6th to 9th April 2016.

Review from the Newbury Weekly News.

Not a dry eye in the house

Youth theatre make Railway Children classic all their own

The Watermill Senior Youth Theatre: The Railway Children, at The Watermill, Bagnor, from Wednesday, April 6 to Saturday, April 9

Although Edith Nesbit's classic story was published more than 100 years ago, today's children can still relate to the characters she drew so vividly. The Railway Children was ideal as a showcase for the talents of the Watermill's Senior Youth Theatre.

Everyone remembers those three emotive words forever connected with Jenny Agutter, but they come at the end and there was much to enjoy before then. Much of the dialogue was funny and the performers brought out this humour well, without losing any of the pathos which the story demands.

The three children were played by different actors as they grew older. Phyllis (Phoebe Reid/Courtney Renoui), Peter (Dylan Morris/Michael Seath – a particularly good performance) and Bobbie (Matilda Beresford/Thea Manton/Lilia Norman) each captured their characters superbly and the transitions were handled seamlessly.

Before taking over as the oldest daughter, Lilia Norman also became the narrator, an enormous role which she played sensitively, virtually always on stage (the performance was in the round) but never blocking the action.

There were a very few incidences of words being drowned, but this was never a problem with the main family, who carried out their conversations so naturally it seemed as though the audience was eavesdropping.

Another exceptional and mature performance came from Robyn Luke as the children's mother, beset with the difficulties of being poor, but encouraging her children, saying that they would have "the best fun in the world".

With good support from all the lesser parts – I particularly liked Josie Embleton (Mrs Viney), Lloyd Clements Hart as Perks and Sam Harris as the Old Gentleman – this performance needed no embellishments such as the real steam train which appeared in another production.
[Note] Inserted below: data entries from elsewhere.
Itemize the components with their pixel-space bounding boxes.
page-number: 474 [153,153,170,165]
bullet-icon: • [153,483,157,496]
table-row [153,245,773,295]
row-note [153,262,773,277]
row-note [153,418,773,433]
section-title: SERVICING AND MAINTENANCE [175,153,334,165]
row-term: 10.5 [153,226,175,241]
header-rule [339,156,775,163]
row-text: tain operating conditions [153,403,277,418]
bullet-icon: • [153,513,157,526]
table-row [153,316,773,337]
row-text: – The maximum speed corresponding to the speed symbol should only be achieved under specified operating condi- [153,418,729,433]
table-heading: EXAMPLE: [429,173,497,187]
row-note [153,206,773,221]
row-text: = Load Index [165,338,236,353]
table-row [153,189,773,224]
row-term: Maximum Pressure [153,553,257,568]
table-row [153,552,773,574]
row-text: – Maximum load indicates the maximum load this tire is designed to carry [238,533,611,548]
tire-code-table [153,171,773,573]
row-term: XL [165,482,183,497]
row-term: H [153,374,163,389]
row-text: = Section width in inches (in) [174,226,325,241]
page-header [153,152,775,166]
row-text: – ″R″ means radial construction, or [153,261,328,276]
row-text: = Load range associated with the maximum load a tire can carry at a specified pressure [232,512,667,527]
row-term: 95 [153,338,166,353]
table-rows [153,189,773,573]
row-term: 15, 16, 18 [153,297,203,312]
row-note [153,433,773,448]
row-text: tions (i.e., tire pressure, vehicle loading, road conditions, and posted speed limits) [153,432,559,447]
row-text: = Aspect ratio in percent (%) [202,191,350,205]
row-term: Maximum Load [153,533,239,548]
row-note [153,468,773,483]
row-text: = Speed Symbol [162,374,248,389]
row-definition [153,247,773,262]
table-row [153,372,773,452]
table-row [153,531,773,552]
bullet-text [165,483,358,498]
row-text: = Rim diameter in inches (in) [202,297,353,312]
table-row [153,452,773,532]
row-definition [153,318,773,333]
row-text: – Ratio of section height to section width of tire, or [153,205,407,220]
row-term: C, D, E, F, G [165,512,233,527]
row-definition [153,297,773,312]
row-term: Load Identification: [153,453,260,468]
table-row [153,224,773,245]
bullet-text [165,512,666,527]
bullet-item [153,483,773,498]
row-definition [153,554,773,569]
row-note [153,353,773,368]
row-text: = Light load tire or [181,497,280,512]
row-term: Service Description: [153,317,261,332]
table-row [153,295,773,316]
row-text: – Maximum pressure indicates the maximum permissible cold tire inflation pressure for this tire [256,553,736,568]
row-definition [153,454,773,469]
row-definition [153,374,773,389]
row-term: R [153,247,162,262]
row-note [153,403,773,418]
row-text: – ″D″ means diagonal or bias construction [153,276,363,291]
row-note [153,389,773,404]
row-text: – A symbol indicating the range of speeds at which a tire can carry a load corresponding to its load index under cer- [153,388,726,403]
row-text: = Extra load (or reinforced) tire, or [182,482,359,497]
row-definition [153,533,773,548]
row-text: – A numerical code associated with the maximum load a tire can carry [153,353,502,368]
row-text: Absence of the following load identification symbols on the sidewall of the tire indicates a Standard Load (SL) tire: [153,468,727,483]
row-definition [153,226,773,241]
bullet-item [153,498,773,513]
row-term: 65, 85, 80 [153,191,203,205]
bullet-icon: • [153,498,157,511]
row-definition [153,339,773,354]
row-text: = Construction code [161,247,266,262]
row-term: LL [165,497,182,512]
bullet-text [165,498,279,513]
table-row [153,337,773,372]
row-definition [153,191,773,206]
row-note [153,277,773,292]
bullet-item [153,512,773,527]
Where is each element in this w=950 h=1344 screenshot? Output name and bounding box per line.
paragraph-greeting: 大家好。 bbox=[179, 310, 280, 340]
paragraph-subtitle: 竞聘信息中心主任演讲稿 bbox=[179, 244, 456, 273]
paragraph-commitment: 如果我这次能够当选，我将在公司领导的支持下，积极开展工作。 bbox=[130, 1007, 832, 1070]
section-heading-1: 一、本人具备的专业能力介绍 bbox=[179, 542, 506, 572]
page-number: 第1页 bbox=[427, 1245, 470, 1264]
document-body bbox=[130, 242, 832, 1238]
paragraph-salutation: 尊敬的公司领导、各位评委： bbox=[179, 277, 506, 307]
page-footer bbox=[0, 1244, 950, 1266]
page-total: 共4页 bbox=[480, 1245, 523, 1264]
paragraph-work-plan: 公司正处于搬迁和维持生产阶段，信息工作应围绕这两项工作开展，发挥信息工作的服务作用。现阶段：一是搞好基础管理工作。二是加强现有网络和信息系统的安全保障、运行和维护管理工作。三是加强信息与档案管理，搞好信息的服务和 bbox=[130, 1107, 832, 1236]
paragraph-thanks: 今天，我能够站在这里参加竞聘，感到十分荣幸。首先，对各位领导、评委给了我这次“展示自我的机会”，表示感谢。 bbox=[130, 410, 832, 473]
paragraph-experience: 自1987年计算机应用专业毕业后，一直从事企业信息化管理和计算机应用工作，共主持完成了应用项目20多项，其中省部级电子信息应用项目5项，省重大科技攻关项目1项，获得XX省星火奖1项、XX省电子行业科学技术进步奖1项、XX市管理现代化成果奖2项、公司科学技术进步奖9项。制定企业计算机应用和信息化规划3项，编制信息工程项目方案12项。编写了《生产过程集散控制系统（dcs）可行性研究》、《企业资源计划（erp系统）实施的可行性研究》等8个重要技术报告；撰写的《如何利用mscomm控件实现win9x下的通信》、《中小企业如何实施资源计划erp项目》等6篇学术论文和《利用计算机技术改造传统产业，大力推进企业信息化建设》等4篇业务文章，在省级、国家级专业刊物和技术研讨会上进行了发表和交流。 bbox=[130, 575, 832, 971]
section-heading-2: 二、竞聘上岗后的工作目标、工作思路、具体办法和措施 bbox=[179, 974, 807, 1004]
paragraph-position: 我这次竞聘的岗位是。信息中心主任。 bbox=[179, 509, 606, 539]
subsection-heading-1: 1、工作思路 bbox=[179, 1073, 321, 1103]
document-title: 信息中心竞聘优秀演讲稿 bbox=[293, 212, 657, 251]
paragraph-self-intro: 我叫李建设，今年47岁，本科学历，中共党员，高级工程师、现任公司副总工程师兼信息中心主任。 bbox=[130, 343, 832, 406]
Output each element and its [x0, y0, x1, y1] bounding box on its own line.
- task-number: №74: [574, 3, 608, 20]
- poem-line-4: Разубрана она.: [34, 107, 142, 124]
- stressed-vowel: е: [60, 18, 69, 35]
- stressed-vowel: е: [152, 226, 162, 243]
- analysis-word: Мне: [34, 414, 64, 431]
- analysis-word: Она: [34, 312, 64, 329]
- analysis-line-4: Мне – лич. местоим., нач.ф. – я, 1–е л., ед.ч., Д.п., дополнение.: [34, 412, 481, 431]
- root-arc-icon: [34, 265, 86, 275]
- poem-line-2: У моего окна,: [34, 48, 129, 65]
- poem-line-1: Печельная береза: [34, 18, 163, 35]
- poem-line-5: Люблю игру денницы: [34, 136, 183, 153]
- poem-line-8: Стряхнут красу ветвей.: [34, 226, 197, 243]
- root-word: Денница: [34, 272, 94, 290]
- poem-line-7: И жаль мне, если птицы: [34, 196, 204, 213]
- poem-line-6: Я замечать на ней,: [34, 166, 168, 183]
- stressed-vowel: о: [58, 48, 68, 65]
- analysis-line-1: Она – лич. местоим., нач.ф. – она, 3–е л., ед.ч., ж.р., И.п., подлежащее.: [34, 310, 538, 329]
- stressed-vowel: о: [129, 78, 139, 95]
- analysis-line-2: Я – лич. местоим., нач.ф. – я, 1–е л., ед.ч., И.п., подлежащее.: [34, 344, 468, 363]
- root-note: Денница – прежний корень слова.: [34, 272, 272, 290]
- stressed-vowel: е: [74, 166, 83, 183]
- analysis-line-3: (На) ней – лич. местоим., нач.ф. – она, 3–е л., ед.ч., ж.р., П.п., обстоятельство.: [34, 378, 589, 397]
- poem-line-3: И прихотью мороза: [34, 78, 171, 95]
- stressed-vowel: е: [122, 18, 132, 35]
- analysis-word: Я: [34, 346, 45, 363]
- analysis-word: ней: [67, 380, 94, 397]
The Watermill became a station yard and when the sound effects signified a train approaching, that excitement which heralds arrivals reached the audience too.

Creating the 'busy' scenes when all 28 characters were coming and going on and off the stage must have taken much rehearsing, but it ensured everything went smoothly.

This adaptation by Beth Flintoff, directed by Heidi Bird and with the talented, clever members of the Senior Youth Theatre, provided an entirely enjoyable and memorable evening right up to those get-your-hanky-out words: "Daddy, my Daddy!"

As one of the audience said: "We didn't miss Jenny Agutter at all."